Logan had been surprised enough times in his life to not jump out of his skin at unexpected voices, but he was startled nevertheless. He looked around without seeing anyone. “She doesn’t?”

“She likes you, though. If she didn’t, she wouldn’t bother following you. She is very particular.”

A girl not yet a woman, he guessed from the sound of her voice. He kept looking, and then saw her detach herself from the tree against which she had been leaning. Before, she had been part of the trunk, so closely assimilated that he had missed her. Even now, she was barely recognizable. She was cloaked and hooded, and her features were hidden. She stood facing him and made no move to come closer.

“Is this your cat?” he asked her.

“She thinks so. Her name is Rabbit. Mine is Catalya, sometimes Cat for short. What’s yours?”

“Logan Tom.” He paused. “Your name is Cat and your cat’s name is Rabbit.

Your cat acts like a rabbit. It makes me wonder.”

She regarded him in silence for a moment. “What are you looking for?”

He shook his head. “Supplies.”

Rabbit moved over to her and began rubbing up against her legs with her grizzled face as if to scratch an itch. Catalya reached down and tickled the cat’s ears. She was still concealed within the shadows of her cloak and hood. “What kind of supplies?”

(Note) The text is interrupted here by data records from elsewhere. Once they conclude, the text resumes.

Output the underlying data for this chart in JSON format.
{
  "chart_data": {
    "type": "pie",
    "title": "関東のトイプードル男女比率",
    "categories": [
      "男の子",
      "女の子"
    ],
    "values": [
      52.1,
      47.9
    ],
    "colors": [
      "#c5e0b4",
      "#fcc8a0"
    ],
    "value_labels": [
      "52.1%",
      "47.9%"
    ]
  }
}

“Medical. Plague medicine.”

She did not flinch or back away. She kept tickling Rabbit’s ears as if what he had said was no more significant than a comment about the weather.

“Why are you out here by yourself?” he asked her.

“Who says I am?”

The reply was quick and certain, not sharp or defensive. He resisted the urge to search the surrounding shadows. If he hadn’t been able to detect her, he might have missed detecting others who were with her.